On Saturday, families of 16 Egyptian workers announced that their sons have been missing in Libya since September. They stressed that they have had no contact with them since.
Some reports indicate that the men were arrested by the Libyan authorities when they were illegally traveling to Italy via Libya.
Two residents of El Gazazra Village in Sohag said that the Egyptian authorities are currently intensifying their efforts to find the whereabouts of the workers.
They also explained that the Egyptian youth were last present in the Libyan western town of Gargaresh, a major hub for migrants in the North African nation, near the Libyan capital, Tripoli.
In the last few days, more than 5,000 migrants have been sent to Libya’s infamous detention centres, in what the Libyan authorities have described as a security campaign against undocumented migration and drug trafficking.
There have been multiple reports of excessive force used in the raids and arbitrary arrests, resulting in at least one fatality, many injured and the demolition of people’s homes. Among the detained are hundreds of vulnerable women and children.
Last January, the Egyptian authorities succeeded in freeing 32 young men who were kidnapped by gangs in the Bani Walid region in Libya. They were from the village of Umrah belonging to Abu Tisht city in the Qena governorate in the South of Egypt. They travelled to Libya illegally to work there and were kidnapped by gangs living in Al-Atiyat and the industrial district of Bani Walid before authorities intervened and succeeded in freeing them.

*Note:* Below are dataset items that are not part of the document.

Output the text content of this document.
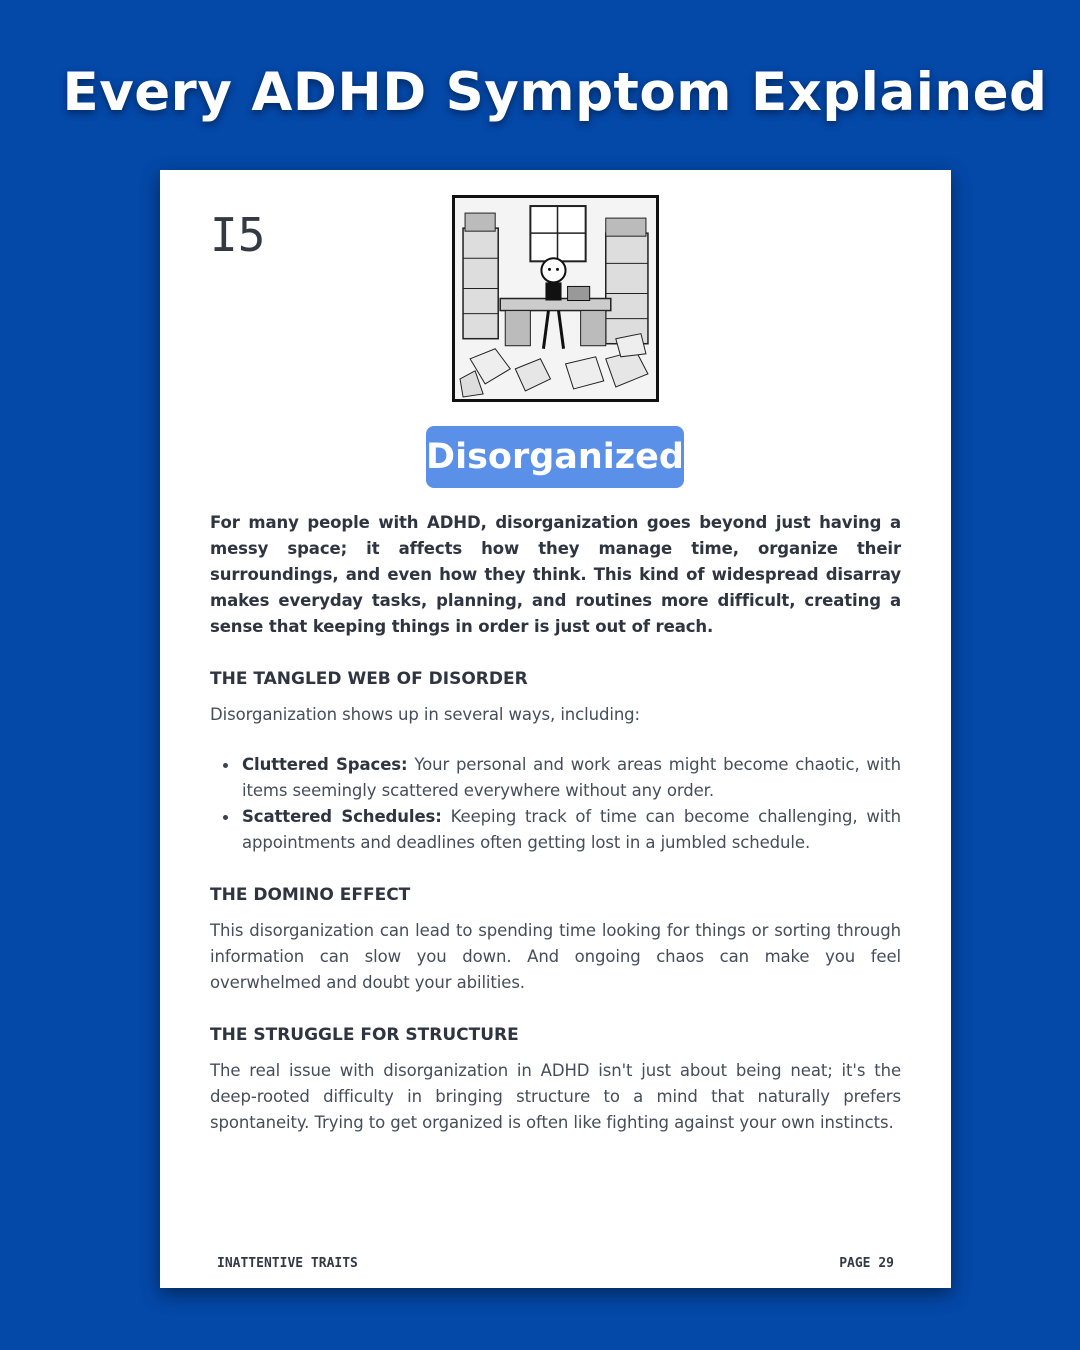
Every ADHD Symptom Explained
I5
Disorganized

For many people with ADHD, disorganization goes beyond just having a messy space; it affects how they manage time, organize their surroundings, and even how they think. This kind of widespread disarray makes everyday tasks, planning, and routines more difficult, creating a sense that keeping things in order is just out of reach.

THE TANGLED WEB OF DISORDER

Disorganization shows up in several ways, including:

Cluttered Spaces: Your personal and work areas might become chaotic, with items seemingly scattered everywhere without any order.
Scattered Schedules: Keeping track of time can become challenging, with appointments and deadlines often getting lost in a jumbled schedule.
THE DOMINO EFFECT

This disorganization can lead to spending time looking for things or sorting through information can slow you down. And ongoing chaos can make you feel overwhelmed and doubt your abilities.

THE STRUGGLE FOR STRUCTURE

The real issue with disorganization in ADHD isn't just about being neat; it's the deep-rooted difficulty in bringing structure to a mind that naturally prefers spontaneity. Trying to get organized is often like fighting against your own instincts.

INATTENTIVE TRAITS	PAGE 29
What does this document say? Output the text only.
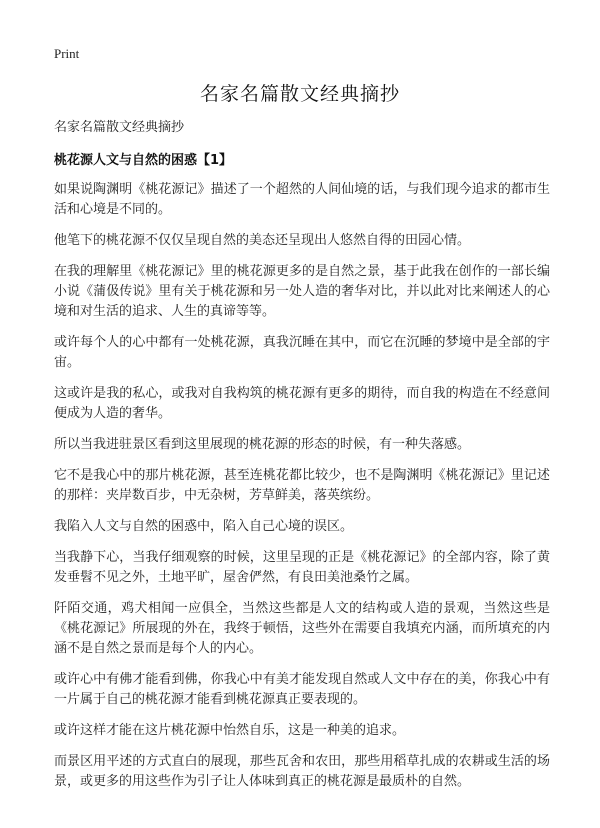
Print
名家名篇散文经典摘抄

名家名篇散文经典摘抄

桃花源人文与自然的困惑【1】

如果说陶渊明《桃花源记》描述了一个超然的人间仙境的话，与我们现今追求的都市生活和心境是不同的。

他笔下的桃花源不仅仅呈现自然的美态还呈现出人悠然自得的田园心情。

在我的理解里《桃花源记》里的桃花源更多的是自然之景，基于此我在创作的一部长编小说《蒲伋传说》里有关于桃花源和另一处人造的奢华对比，并以此对比来阐述人的心境和对生活的追求、人生的真谛等等。

或许每个人的心中都有一处桃花源，真我沉睡在其中，而它在沉睡的梦境中是全部的宇宙。

这或许是我的私心，或我对自我构筑的桃花源有更多的期待，而自我的构造在不经意间便成为人造的奢华。

所以当我进驻景区看到这里展现的桃花源的形态的时候，有一种失落感。

它不是我心中的那片桃花源，甚至连桃花都比较少，也不是陶渊明《桃花源记》里记述的那样：夹岸数百步，中无杂树，芳草鲜美，落英缤纷。

我陷入人文与自然的困惑中，陷入自己心境的误区。

当我静下心，当我仔细观察的时候，这里呈现的正是《桃花源记》的全部内容，除了黄发垂髫不见之外，土地平旷，屋舍俨然，有良田美池桑竹之属。

阡陌交通，鸡犬相闻一应俱全，当然这些都是人文的结构或人造的景观，当然这些是《桃花源记》所展现的外在，我终于顿悟，这些外在需要自我填充内涵，而所填充的内涵不是自然之景而是每个人的内心。

或许心中有佛才能看到佛，你我心中有美才能发现自然或人文中存在的美，你我心中有一片属于自己的桃花源才能看到桃花源真正要表现的。

或许这样才能在这片桃花源中怡然自乐，这是一种美的追求。

而景区用平述的方式直白的展现，那些瓦舍和农田，那些用稻草扎成的农耕或生活的场景，或更多的用这些作为引子让人体味到真正的桃花源是最质朴的自然。
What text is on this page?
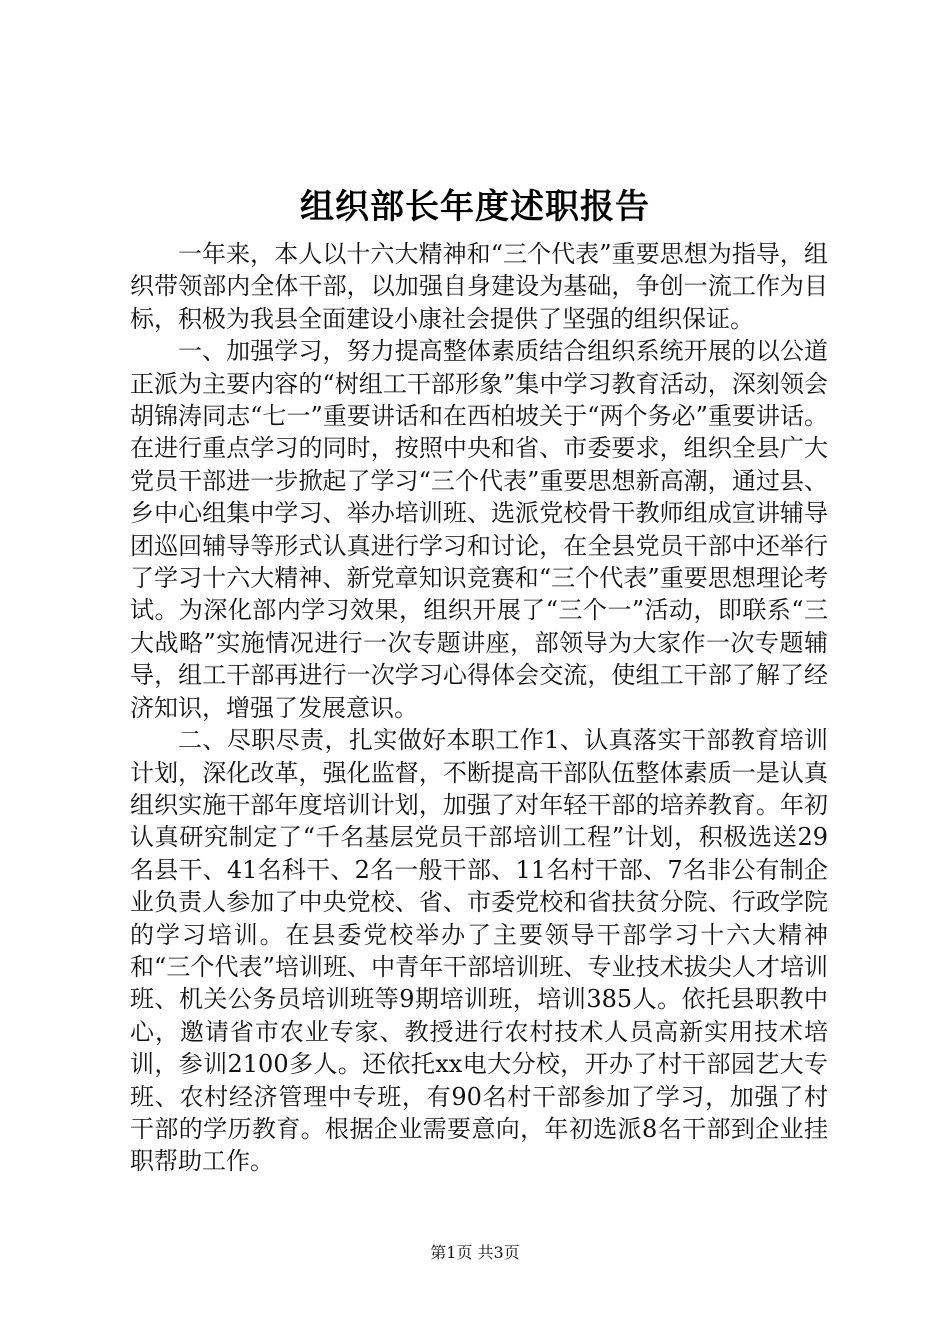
组织部长年度述职报告

一年来，本人以十六大精神和“三个代表”重要思想为指导，组织带领部内全体干部，以加强自身建设为基础，争创一流工作为目标，积极为我县全面建设小康社会提供了坚强的组织保证。

一、加强学习，努力提高整体素质结合组织系统开展的以公道正派为主要内容的“树组工干部形象”集中学习教育活动，深刻领会胡锦涛同志“七一”重要讲话和在西柏坡关于“两个务必”重要讲话。在进行重点学习的同时，按照中央和省、市委要求，组织全县广大党员干部进一步掀起了学习“三个代表”重要思想新高潮，通过县、乡中心组集中学习、举办培训班、选派党校骨干教师组成宣讲辅导团巡回辅导等形式认真进行学习和讨论，在全县党员干部中还举行了学习十六大精神、新党章知识竞赛和“三个代表”重要思想理论考试。为深化部内学习效果，组织开展了“三个一”活动，即联系“三大战略”实施情况进行一次专题讲座，部领导为大家作一次专题辅导，组工干部再进行一次学习心得体会交流，使组工干部了解了经济知识，增强了发展意识。

二、尽职尽责，扎实做好本职工作1、认真落实干部教育培训计划，深化改革，强化监督，不断提高干部队伍整体素质一是认真组织实施干部年度培训计划，加强了对年轻干部的培养教育。年初认真研究制定了“千名基层党员干部培训工程”计划，积极选送29名县干、41名科干、2名一般干部、11名村干部、7名非公有制企业负责人参加了中央党校、省、市委党校和省扶贫分院、行政学院的学习培训。在县委党校举办了主要领导干部学习十六大精神和“三个代表”培训班、中青年干部培训班、专业技术拔尖人才培训班、机关公务员培训班等9期培训班，培训385人。依托县职教中心，邀请省市农业专家、教授进行农村技术人员高新实用技术培训，参训2100多人。还依托xx电大分校，开办了村干部园艺大专班、农村经济管理中专班，有90名村干部参加了学习，加强了村干部的学历教育。根据企业需要意向，年初选派8名干部到企业挂职帮助工作。

第1页 共3页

Though the number of irregular migrants arriving in Italy via the central Mediterranean route which runs from Libya and Egypt to Italy dropped in 2020 to around 17,000, it increased again in 2021 to over 35,000 people. Meanwhile, the United Nations High Commissioner for Refugees (UNHCR) reported that over 20,000 people attempting to leave Libya have been returned by coast guards this year alone.
Egypt introduced tougher penalties for irregular immigration, people smuggling and human trafficking in 2018. This occurred after the signing of an agreement with the European Union (EU) to address the root causes through investments worth 60 million euros in seven projects to be implemented in 15 governorates.